New-SPConfigurationDatabase –Databasename SharePoint_Config –DatabaseServer <SQL Server Instance> -AdministrationContentDatabaseName SharePoint_Admin_Content

A few more dialog box will appear, but by going through Powershell, you will avoid the <GUID> issue. The only other time you need to avoid the <GUID> issue again is when you build out the Search Service Application. There is a script by Spence Harbar that I leveraged several times.

http://www.harbar.net/articles/sp2013mt.aspx

Service Applications

Now there is a myriad of service applications that one can leverage on the new farm. It is best to review your governance and the purpose of building SharePoint to determine which service applications you would like to install. These service applications is also dependent on which version of SharePoint you are running, either the free version (Foundation) or the two licenses ones (Standard or Enterprise).

*No longer available as its separate service application, but rather it has merged within SharePoint 2013 Search Service Application

So with so many choices how do we determine which one to build first? It really depends on the business solution that your organization would like to resolve first. As politically correct that answer is, it is truly the right one. But if was up to me, I would first build State Service Application. Some features as well as some other service applications depends on State being implemented. My close second is Search…I can’t think of any organization that wouldn’t want search available. And if properly scoped, Search can definitely add lots of value to an organization.

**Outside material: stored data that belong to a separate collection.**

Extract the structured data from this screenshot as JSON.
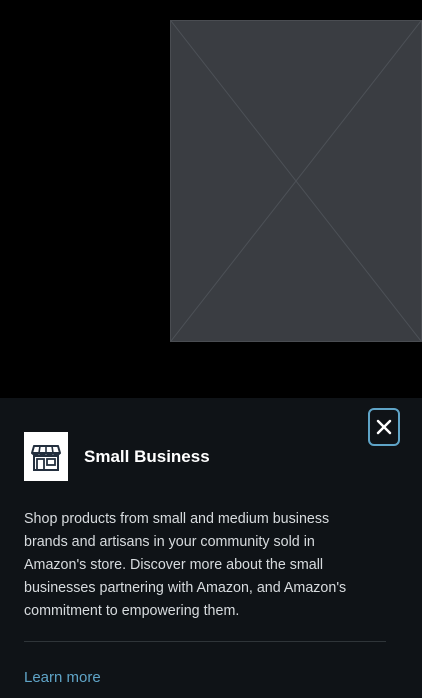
{
  "popover": {
    "title": "Small Business",
    "description": "Shop products from small and medium business brands and artisans in your community sold in Amazon's store. Discover more about the small businesses partnering with Amazon, and Amazon's commitment to empowering them.",
    "learn_more_label": "Learn more",
    "close_icon": "close-icon",
    "logo_icon": "storefront-icon"
  },
  "colors": {
    "background": "#000000",
    "panel": "#0f1317",
    "link": "#5fa4c7",
    "text": "#d7dbde"
  }
}
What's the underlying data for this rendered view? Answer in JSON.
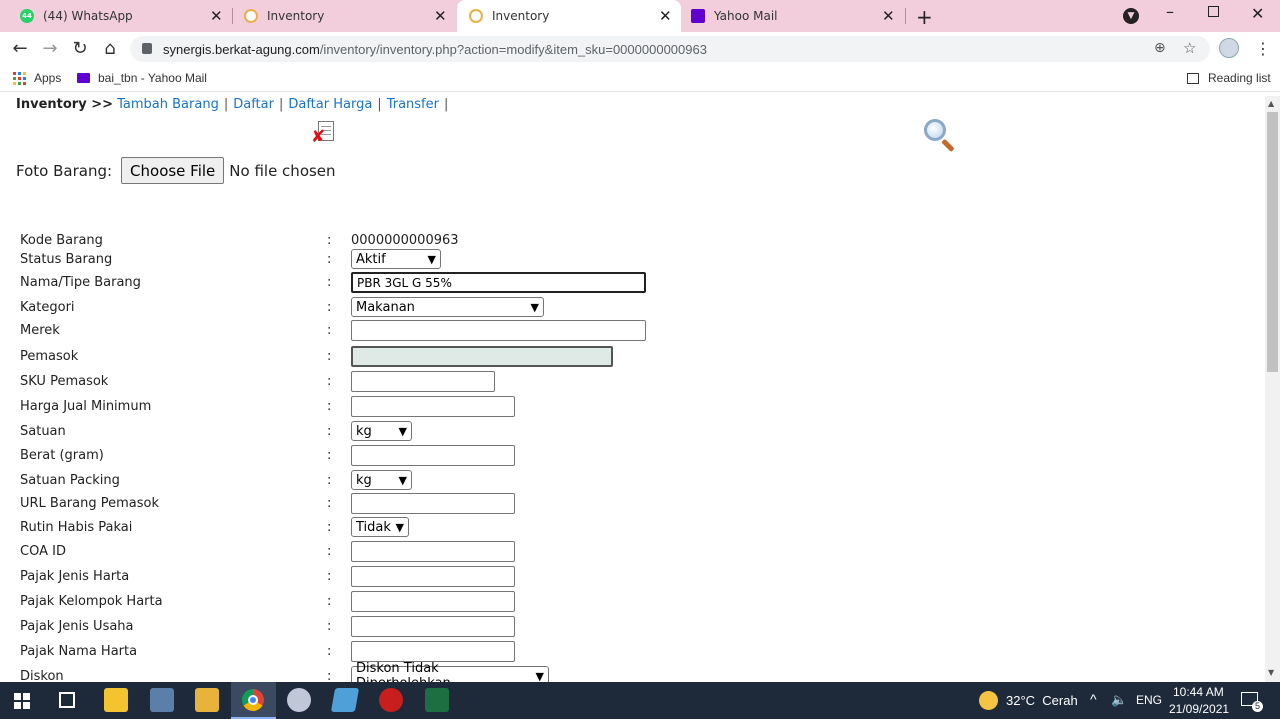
{
  "browser": {
    "tabs": [
      {
        "title": "(44) WhatsApp",
        "badge": "44"
      },
      {
        "title": "Inventory"
      },
      {
        "title": "Inventory"
      },
      {
        "title": "Yahoo Mail"
      }
    ],
    "url_domain": "synergis.berkat-agung.com",
    "url_path": "/inventory/inventory.php?action=modify&item_sku=0000000000963",
    "bookmarks": [
      "Apps",
      "bai_tbn - Yahoo Mail"
    ],
    "reading_list": "Reading list"
  },
  "nav": {
    "title": "Inventory >>",
    "links": [
      "Tambah Barang",
      "Daftar",
      "Daftar Harga",
      "Transfer"
    ]
  },
  "foto": {
    "label": "Foto Barang:",
    "button": "Choose File",
    "status": "No file chosen"
  },
  "form": {
    "kode_barang": {
      "label": "Kode Barang",
      "value": "0000000000963"
    },
    "status_barang": {
      "label": "Status Barang",
      "value": "Aktif"
    },
    "nama_tipe": {
      "label": "Nama/Tipe Barang",
      "value": "PBR 3GL G 55%"
    },
    "kategori": {
      "label": "Kategori",
      "value": "Makanan"
    },
    "merek": {
      "label": "Merek",
      "value": ""
    },
    "pemasok": {
      "label": "Pemasok",
      "value": ""
    },
    "sku_pemasok": {
      "label": "SKU Pemasok",
      "value": ""
    },
    "harga_jual_min": {
      "label": "Harga Jual Minimum",
      "value": ""
    },
    "satuan": {
      "label": "Satuan",
      "value": "kg"
    },
    "berat": {
      "label": "Berat (gram)",
      "value": ""
    },
    "satuan_packing": {
      "label": "Satuan Packing",
      "value": "kg"
    },
    "url_barang": {
      "label": "URL Barang Pemasok",
      "value": ""
    },
    "rutin": {
      "label": "Rutin Habis Pakai",
      "value": "Tidak"
    },
    "coa_id": {
      "label": "COA ID",
      "value": ""
    },
    "pajak_jenis_harta": {
      "label": "Pajak Jenis Harta",
      "value": ""
    },
    "pajak_kelompok_harta": {
      "label": "Pajak Kelompok Harta",
      "value": ""
    },
    "pajak_jenis_usaha": {
      "label": "Pajak Jenis Usaha",
      "value": ""
    },
    "pajak_nama_harta": {
      "label": "Pajak Nama Harta",
      "value": ""
    },
    "diskon": {
      "label": "Diskon",
      "value": "Diskon Tidak Diperbolehkan"
    },
    "colon": ":"
  },
  "taskbar": {
    "weather": "32°C  Cerah",
    "lang": "ENG",
    "time": "10:44 AM",
    "date": "21/09/2021",
    "notif_count": "5"
  },
  "colors": {
    "tabstrip": "#f2cedd",
    "link": "#1a73c8",
    "pemasok_bg": "#dfe9e6",
    "taskbar": "#1e2a3a"
  }
}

The rest of these service applications, I would let the business drivers dictate when they are needed.

Loopback

There are times, during search, that I encounter weird and out of the place errors. The issue seems to be always loopback. Because I would rather be proactive than reactive, I would fix the loopback issue during the farm build. What is loopback? This is a security fix that Microsoft introduced awhile back. It prevents users to open up web applications within the server that is hosting the web application. Unfortunately, this security fix also affects SharePoint and causes more problems; breaking several SharePoint functions.

There are two ways of truly fixing this problem, either disable the loopback or create exemptions. The most popular that I have seen was the former than the latter, although it is not considered best practice. I have done both fixes and prefer the latter than the former. Microsoft has provided us a link to fix the issue.

http://support.microsoft.com/kb/896861

Conclusion:

This is my “cheat sheet” on how I would start building out a farm environment. Of course, each administrator can create their own, but I thought put thoughts into paper would be helpful to other administrators.